Rocca. Sono state dette di me cose atroci. So che il signor Savio, senza conoscermi, mi ha difeso. Ora egli non deve; non deve ascoltare quella donna, senza prima sapere da me come stanno veramente le cose!

Prestino. Ma ormai è inutile, caro signore!

Rocca. No! Come, inutile?

Prestino. Inutile, sí, sí, inutile qualunque intromissione!

Il primo. C’è una sfida accettata —

L'altro — le condizioni stabilite —

Diego. — e gli animi radicalmente mutati.

Prestino (irritatissimo, a Diego). Ti prego di non immischiarti e smettila, perdio, una buona volta!

Il primo. Che gusto a ingarbugliare peggio le cose!

Diego. Ma no; anzi! È venuto qua credendo che Savio lo abbia difeso — ngli faccio sapere che ora non lo difende piú.

Rocca. Ah! Ora m’accusa anche lui?

Diego. Ma non lui solo, creda!

Rocca. Anche lei?

Diego. Anch’io, sissignore. E tutti, qua, come può vedere.

Rocca. Sfido! Hanno parlato finora con quella donna!

Diego. No no, sa? Nessuno di noi. E neanche Savio, che sta a sentirla di là, ora, per la prima volta.

Rocca. E come allora m’accusano? Anche il signor Savio che prima mi difendeva? E perché si batte egli allora col signor Palegari?

Diego. Caro signore, in lei — lo capisco — assume — assume forme impressionanti, ma creda che — come dicevo la pazzia è veramente un po’ in tutti. Si batte, se vuol saperlo, proprio perché s’è ricreduto sul suo conto.
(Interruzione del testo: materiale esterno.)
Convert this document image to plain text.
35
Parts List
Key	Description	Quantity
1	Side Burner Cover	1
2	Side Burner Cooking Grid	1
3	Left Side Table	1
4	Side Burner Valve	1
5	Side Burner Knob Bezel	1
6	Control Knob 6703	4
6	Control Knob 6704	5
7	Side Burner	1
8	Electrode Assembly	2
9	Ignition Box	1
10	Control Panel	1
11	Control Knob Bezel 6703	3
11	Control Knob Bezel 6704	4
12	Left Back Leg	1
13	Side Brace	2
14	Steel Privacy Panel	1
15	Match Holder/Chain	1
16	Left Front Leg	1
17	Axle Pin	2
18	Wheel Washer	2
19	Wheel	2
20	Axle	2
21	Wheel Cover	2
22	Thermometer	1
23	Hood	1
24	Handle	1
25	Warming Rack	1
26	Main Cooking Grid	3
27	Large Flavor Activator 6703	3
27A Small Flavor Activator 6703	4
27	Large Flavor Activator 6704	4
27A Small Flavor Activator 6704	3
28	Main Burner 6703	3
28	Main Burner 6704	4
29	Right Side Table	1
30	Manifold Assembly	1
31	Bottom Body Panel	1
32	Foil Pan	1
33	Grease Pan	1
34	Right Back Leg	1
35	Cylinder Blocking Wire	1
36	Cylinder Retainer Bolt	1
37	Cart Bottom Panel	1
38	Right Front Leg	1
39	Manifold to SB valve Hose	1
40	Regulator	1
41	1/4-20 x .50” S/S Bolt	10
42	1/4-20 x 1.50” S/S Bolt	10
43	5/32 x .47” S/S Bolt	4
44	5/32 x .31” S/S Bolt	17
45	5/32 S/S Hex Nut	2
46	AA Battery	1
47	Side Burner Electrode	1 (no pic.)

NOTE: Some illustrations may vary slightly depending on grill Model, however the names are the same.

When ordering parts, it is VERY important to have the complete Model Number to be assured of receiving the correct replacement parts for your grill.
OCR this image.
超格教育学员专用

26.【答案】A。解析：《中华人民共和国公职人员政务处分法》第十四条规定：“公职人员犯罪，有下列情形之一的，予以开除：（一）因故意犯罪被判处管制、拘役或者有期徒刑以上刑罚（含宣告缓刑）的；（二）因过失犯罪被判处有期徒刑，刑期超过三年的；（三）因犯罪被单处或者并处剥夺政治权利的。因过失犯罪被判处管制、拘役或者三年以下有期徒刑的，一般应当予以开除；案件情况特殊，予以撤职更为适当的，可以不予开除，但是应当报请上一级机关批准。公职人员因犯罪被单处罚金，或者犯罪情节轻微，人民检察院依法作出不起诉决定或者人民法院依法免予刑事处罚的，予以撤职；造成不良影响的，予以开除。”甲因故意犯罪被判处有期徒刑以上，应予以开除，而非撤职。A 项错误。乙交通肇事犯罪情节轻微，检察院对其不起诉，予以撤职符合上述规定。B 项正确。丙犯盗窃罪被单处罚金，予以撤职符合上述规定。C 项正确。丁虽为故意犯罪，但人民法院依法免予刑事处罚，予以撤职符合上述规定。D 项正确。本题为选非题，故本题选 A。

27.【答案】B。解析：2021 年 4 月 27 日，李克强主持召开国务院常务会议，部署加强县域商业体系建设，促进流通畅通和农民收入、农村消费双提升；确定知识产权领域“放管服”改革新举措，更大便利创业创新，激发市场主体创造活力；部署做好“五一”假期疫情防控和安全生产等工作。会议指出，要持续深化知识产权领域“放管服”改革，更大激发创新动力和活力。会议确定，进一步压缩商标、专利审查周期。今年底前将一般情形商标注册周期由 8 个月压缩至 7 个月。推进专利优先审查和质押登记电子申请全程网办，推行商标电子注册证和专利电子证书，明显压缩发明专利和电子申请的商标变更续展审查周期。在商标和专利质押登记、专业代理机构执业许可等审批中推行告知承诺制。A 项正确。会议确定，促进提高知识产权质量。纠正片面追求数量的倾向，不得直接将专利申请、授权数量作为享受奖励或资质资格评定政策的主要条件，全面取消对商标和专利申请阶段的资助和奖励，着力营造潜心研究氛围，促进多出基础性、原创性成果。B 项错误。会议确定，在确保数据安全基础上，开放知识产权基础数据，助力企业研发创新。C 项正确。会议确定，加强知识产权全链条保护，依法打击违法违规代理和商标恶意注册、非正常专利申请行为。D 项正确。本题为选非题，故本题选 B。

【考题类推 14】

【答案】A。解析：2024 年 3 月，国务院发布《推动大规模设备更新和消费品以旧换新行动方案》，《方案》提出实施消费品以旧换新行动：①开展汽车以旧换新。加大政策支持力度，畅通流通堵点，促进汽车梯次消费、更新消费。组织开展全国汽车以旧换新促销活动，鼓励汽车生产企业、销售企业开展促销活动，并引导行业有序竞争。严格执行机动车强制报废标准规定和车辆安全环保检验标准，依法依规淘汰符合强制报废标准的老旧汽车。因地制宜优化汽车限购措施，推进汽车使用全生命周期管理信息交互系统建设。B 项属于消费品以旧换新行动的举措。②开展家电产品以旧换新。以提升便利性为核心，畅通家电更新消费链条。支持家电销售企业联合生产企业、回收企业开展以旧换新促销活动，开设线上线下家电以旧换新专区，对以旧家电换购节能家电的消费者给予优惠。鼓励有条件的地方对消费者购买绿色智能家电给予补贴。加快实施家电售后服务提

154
Il primo (di scatto, con gli altri). Ma no! Non gli dia retta! —

L'altro — si batte perché dopo il chiasso della sera avanti, il Palegari se n’è irritato —

Il primo (incalzando). — e l’ha insultato —

Prestino (c. s.). — e il Savio ha raccolto l’insulto e l’ha sfidato —

Diego (dominando tutti) — pur essendo oramai tutti d’accordo —

Rocca (subito, con forza). — nel giudicar me, senza avermi sentito? Ma come ha potuto quest’infame donna tirarsi tutti cosí dalla sua?